Use locking to avoid redundant invocations of the backing function
dimo414 opened this issue · 7 comments
Original report by dabest1 (Bitbucket: Dimitriy).
When doing a function call in parallel from multiple script executions, cache is not used.
It would be nice to add a feature, where first call to the function would create a lock and prepare a cache, then allow the second call to proceed once the cache is available.
Original comment by Michael Diamond (Bitbucket: dimo414).

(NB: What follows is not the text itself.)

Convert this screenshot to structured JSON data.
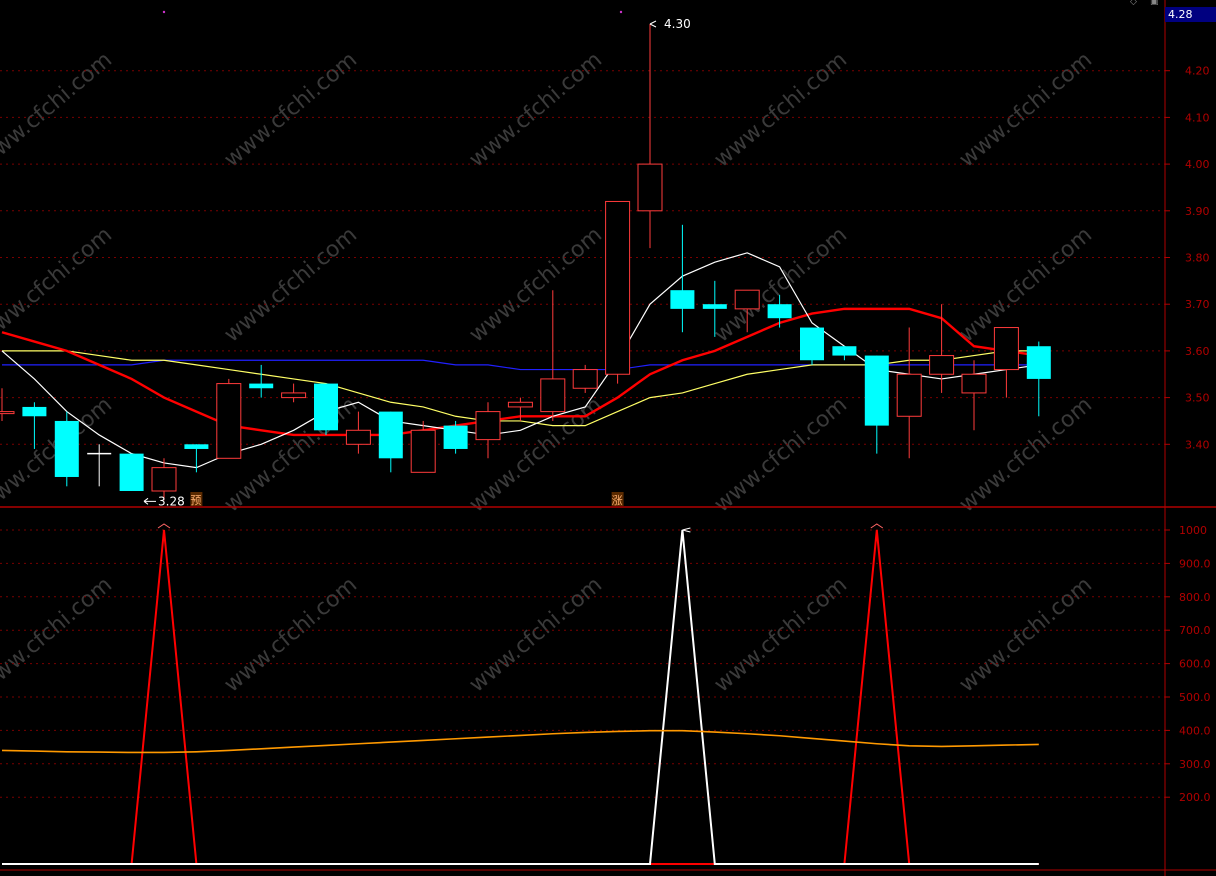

Thanks for the feature request! Note that the cache is used when called by multiple scripts, as long as $
is not specified as an environment variable to key off. Depending on your specific use-case you might using consider bc::warm::your_function
to ensure the cache is warm before either script calls your_function
.
Do you have any thoughts as to how such locking should work? In my opinion the existing behavior (cache either exists or doesn't, gated on an atomic filesystem operation) is fairly clean, so I'd be hesitant to implement some sort of locking if it makes things significantly more complex.
Could you share some more details about your use case?
Original comment by Michael Diamond (Bitbucket: dimo414).
Thanks for the details and pointer; I can see creating a bc::locked_cache
function which uses similar semantics.
Original comment by Michael Diamond (Bitbucket: dimo414).
After some more consideration, I think you may prefer to implement this locking yourself. For one, it's difficult to write a proper mutex (one that blocks while the lock is held) in a platform-independent way. For another, you can likely implement a more precise mutex-curl
function yourself. Something like this would work:
# $1 is URL, $2 is path to save to, $3 is the TTL, e.g. '1 minute'
mutex-curl() {
if (( $# < 3 )); then
echo "Usage: mutex-curl URL PATH TTL [CURL_ARGS]" >&2
return 1
fi
local url=$1
local path=$2
local ttl=$3
shift; shift; shift
local fd
(
flock $fd
# ignore file if older than TTL
if [[ -e "$path" ]] && \
[[ -z "$(find "$path" -not -newermt "-${ttl}" 2>/dev/null)" ]]; then
return
fi
curl "$url" --output "$path" "$@"
) {fd}> "${path}.lock"
}
You can then more precisely control how long the file should be persisted locally, and could optionally invoke mutex-curl
in a bc::cache
-decorated function, e.g.:
process-curled-file() {
mutex-curl "http://example.com/foo" "/tmp/foo" '10 minutes' || {
echo "Failed to download foo" >&2
return 1
}
grep data-i-care-about /tmp/foo
} && bc::cache process-curled-file
That said, I'm still thinking about adding bc::locked_cache
, however I'd likely just use flock
and simply document that it's a best-effort feature and not supported on all platforms.
Some more resources:
- How can I ensure that only one instance of a script is running at a time
man flock
- should I use
flock
ormkdir
? flock
example with dynamic file descriptor- http://mywiki.wooledge.org/ProcessManagement - "you should seriously consider rewriting the functionality you require in a more powerful language."
Original comment by dabest1 (Bitbucket: Dimitriy).
Thank you for reviewing this and for the suggestions. I would still love to see the generic bc::locked_cache implemented. This is what I normally look for in caching tools, and usually find that this functionality is missing.